2.3 ‘Applied steps’ in modelling data

2.3.1 Renaming columns

Columns from raw data can be difficult to read or meaningless. Renaming the columns in your query to a meaningful name will make it easier for you and your audience to understand your data. This will often save you trouble in the future when it comes to working and presenting the data.

There are two ways to rename the columns in Power BI. Right-clicking on the header of the column gives you a menu of functions that you can do to the column. Select Rename to rename the column. You can also click on the column and then click on the Transform tab, from here you are presented a variety of transformation functions for the column. From here you can click on Rename.

  • Right-click on the name column header, click on Rename and rename the column to Country.
  • Click on the header for life_exp. Click on the Transform tab and click rename. Rename the column to Life expectancy.

2.3.2 Adding and removing columns

2.3.2.1 Removing columns

Often when dealing with raw data you will find columns that are meaningless or unsuitable for your analysis. You can remove these columns in Query to eliminate clutter and streamline the data set making it easier to work with.

There are two ways to remove columns in Power BI. As in renaming a column, you can right-click the header, which will present a menu with the option to Remove. You can also click on the column, click on the Home tab and then click Remove Columns.

We will not be using the g77 information.

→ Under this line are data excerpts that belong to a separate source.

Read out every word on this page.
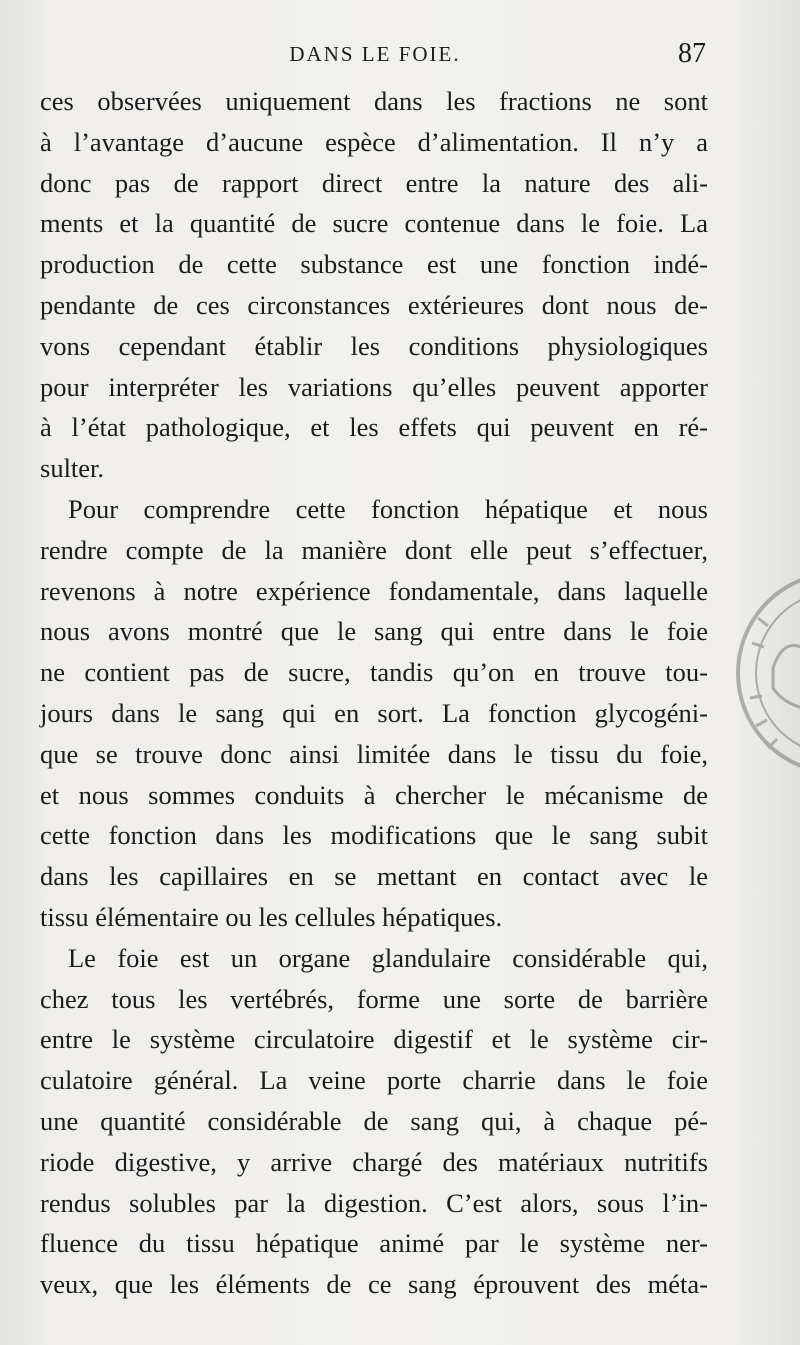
DANS LE FOIE.	87
ces observées uniquement dans les fractions ne sont
à l’avantage d’aucune espèce d’alimentation. Il n’y a
donc pas de rapport direct entre la nature des ali-
ments et la quantité de sucre contenue dans le foie. La
production de cette substance est une fonction indé-
pendante de ces circonstances extérieures dont nous de-
vons cependant établir les conditions physiologiques
pour interpréter les variations qu’elles peuvent apporter
à l’état pathologique, et les effets qui peuvent en ré-
sulter.
Pour comprendre cette fonction hépatique et nous
rendre compte de la manière dont elle peut s’effectuer,
revenons à notre expérience fondamentale, dans laquelle
nous avons montré que le sang qui entre dans le foie
ne contient pas de sucre, tandis qu’on en trouve tou-
jours dans le sang qui en sort. La fonction glycogéni-
que se trouve donc ainsi limitée dans le tissu du foie,
et nous sommes conduits à chercher le mécanisme de
cette fonction dans les modifications que le sang subit
dans les capillaires en se mettant en contact avec le
tissu élémentaire ou les cellules hépatiques.
Le foie est un organe glandulaire considérable qui,
chez tous les vertébrés, forme une sorte de barrière
entre le système circulatoire digestif et le système cir-
culatoire général. La veine porte charrie dans le foie
une quantité considérable de sang qui, à chaque pé-
riode digestive, y arrive chargé des matériaux nutritifs
rendus solubles par la digestion. C’est alors, sous l’in-
fluence du tissu hépatique animé par le système ner-
veux, que les éléments de ce sang éprouvent des méta-
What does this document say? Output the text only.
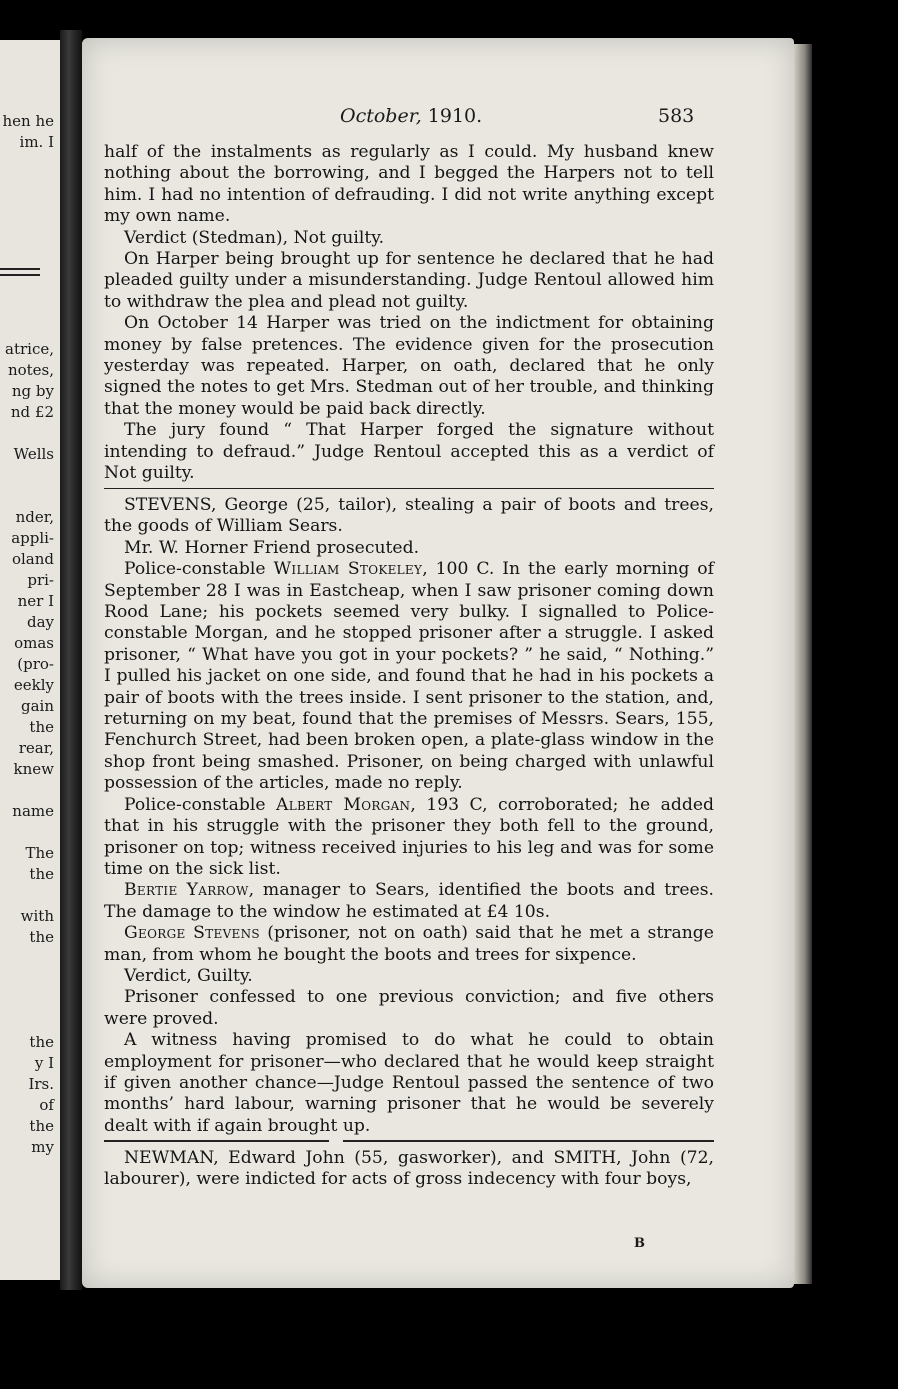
hen he
im. I
atrice,
notes,
ng by
nd £2
Wells
nder,
appli-
oland
pri-
ner I
day
omas
(pro-
eekly
gain
the
rear,
knew
name
The
the
with
the
the
y I
Irs.
of
the
my
October, 1910.	583

half of the instalments as regularly as I could. My husband knew nothing about the borrowing, and I begged the Harpers not to tell him. I had no intention of defrauding. I did not write anything except my own name.

Verdict (Stedman), Not guilty.

On Harper being brought up for sentence he declared that he had pleaded guilty under a misunderstanding. Judge Rentoul allowed him to withdraw the plea and plead not guilty.

On October 14 Harper was tried on the indictment for obtaining money by false pretences. The evidence given for the prosecution yesterday was repeated. Harper, on oath, declared that he only signed the notes to get Mrs. Stedman out of her trouble, and thinking that the money would be paid back directly.

The jury found “ That Harper forged the signature without intending to defraud.” Judge Rentoul accepted this as a verdict of Not guilty.

STEVENS, George (25, tailor), stealing a pair of boots and trees, the goods of William Sears.

Mr. W. Horner Friend prosecuted.

Police-constable William Stokeley, 100 C. In the early morning of September 28 I was in Eastcheap, when I saw prisoner coming down Rood Lane; his pockets seemed very bulky. I signalled to Police-constable Morgan, and he stopped prisoner after a struggle. I asked prisoner, “ What have you got in your pockets? ” he said, “ Nothing.” I pulled his jacket on one side, and found that he had in his pockets a pair of boots with the trees inside. I sent prisoner to the station, and, returning on my beat, found that the premises of Messrs. Sears, 155, Fenchurch Street, had been broken open, a plate-glass window in the shop front being smashed. Prisoner, on being charged with unlawful possession of the articles, made no reply.

Police-constable Albert Morgan, 193 C, corroborated; he added that in his struggle with the prisoner they both fell to the ground, prisoner on top; witness received injuries to his leg and was for some time on the sick list.

Bertie Yarrow, manager to Sears, identified the boots and trees. The damage to the window he estimated at £4 10s.

George Stevens (prisoner, not on oath) said that he met a strange man, from whom he bought the boots and trees for sixpence.

Verdict, Guilty.

Prisoner confessed to one previous conviction; and five others were proved.

A witness having promised to do what he could to obtain employment for prisoner—who declared that he would keep straight if given another chance—Judge Rentoul passed the sentence of two months’ hard labour, warning prisoner that he would be severely dealt with if again brought up.

NEWMAN, Edward John (55, gasworker), and SMITH, John (72, labourer), were indicted for acts of gross indecency with four boys,

B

  • Right-click on the g77 column header, click on Remove

2.3.2.2 Adding columns

Just as you would remove unsuitable data from your queries, you may need to add new columns to your data. There are a variety of options in Power BI to add different columns. Click on the Add Column tab to see the ways you can add a column.

  • Click on gdp_percap, click on the Add Column tab, click duplicate to create a separate column to run calculations on.

Challenge 2: Add

Perform a simple mathematical operation and add this as a new column. Let’s say you want to calculate Total Gross Domestic Products (GDP) per country. As Total GDP = Population x GDP per capita, using the new gdp_percap column you created in the previous example, use Custom Column to create a new column with Total GDP per country.

2.3.4 Refreshing data ready for analysis

Always refresh your data when you are ready to do your analysis and visualisation. Clicking the Refresh option will refresh the data and rerun all your queries. This will show any issues or errors with your data or your queries and ensure that all the data is up to date and ready for analysis.

Once all the required changes are done, select Close & Apply going back to the main Power BI Desktop interface.